This code returns an error, but it works if I remove "arg" from line 4. What can I do to make n an argument and not get an error?
(
SynthDef("test",
{
arg n=8;
f=Mix.fill(n, {
arg index;
var freq, amp;
freq=440*((7/6)**index);
//freq.postln;
amp=(1-(index / n)) / (n*(n+1) / (2*n));
SinOsc.ar(freq,0,0.2*amp)
});
//f=SinOsc.ar(440,0,0.2);
Out.ar(0,f)
}).add;
)
SynthDefs always have fixed "wiring", so you cannot vary the number of SinOscs. That is a hard constraint which you cannot avoid.

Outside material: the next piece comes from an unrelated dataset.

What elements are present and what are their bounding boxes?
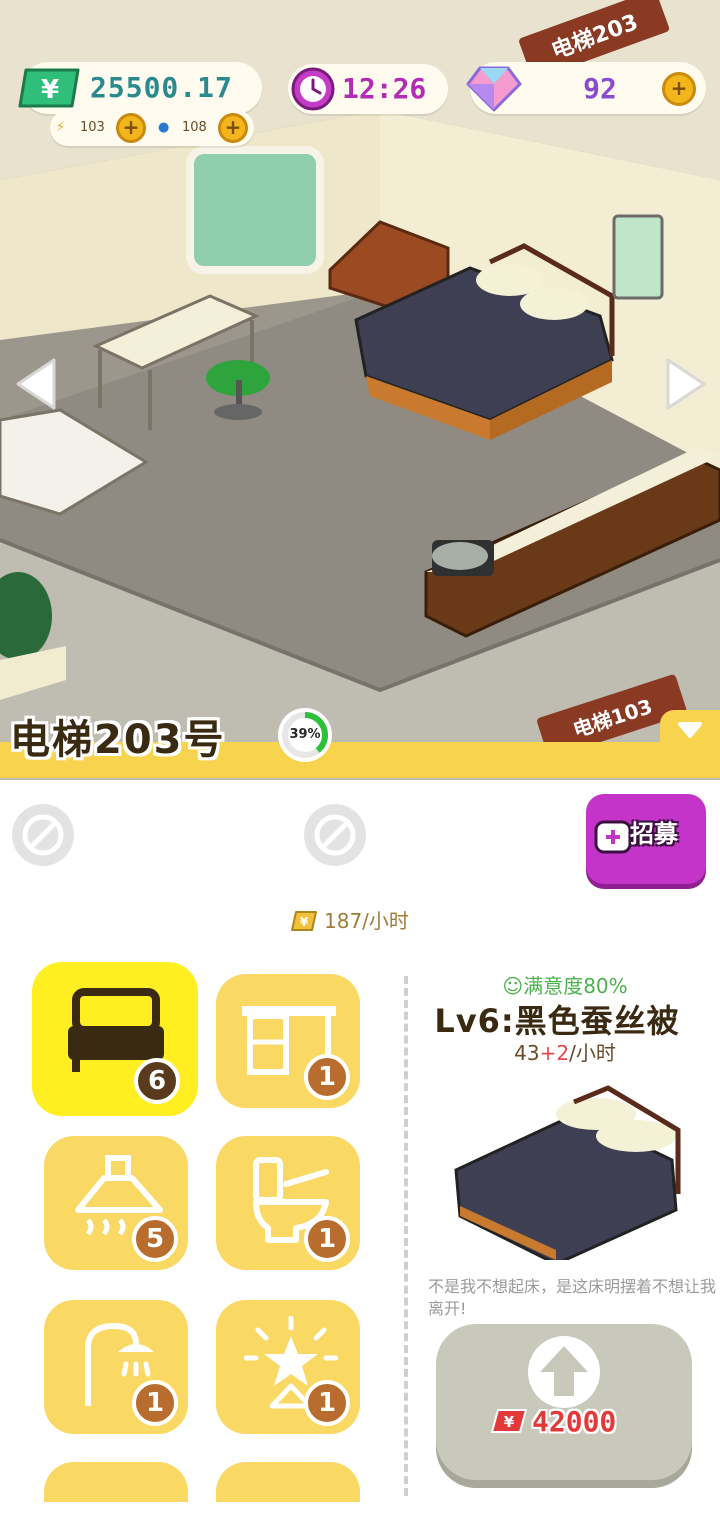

What you can do is procedurally generate synthdefs for each cardinality:
(
(2..10).do{|num|
SynthDef("wiggler%".format(num), {|freq=440, amp=0.1|
var oscs;
oscs = Mix.fill(num, {|index|
SinOsc.ar(freq * index)
});
Out.ar(0, oscs * amp);
}).add;
}
)
x = Synth("wiggler2")
x.free
x = Synth("wiggler10")
x.free
In case you have a an upper bound for n (let's say n<=16), then you can create a continuous cutoff array with which you multiply the harmonics.
(
SynthDef("test",
{
arg n=8;
var cutoff = tanh( (1..16)-n-0.5 *100 ) * -1 / 2 + 0.5; // this
f=Mix.fill(16, { // run it through the upper bound
arg index;
var freq, amp;
freq=440*((7/6)**index);
//freq.postln;
amp=(1-(index / n)) / (n*(n+1) / (2*n));
cutoff[index] * SinOsc.ar(freq,0,0.2*amp) // multiply with cutoff
});
//f=SinOsc.ar(440,0,0.2);
Out.ar(0,f)
}).add;
)
The cutoff array has values 1 if index<n, and zeros after that. Lets say n=3, then cutoff==[1,1,1,0,0,0,...].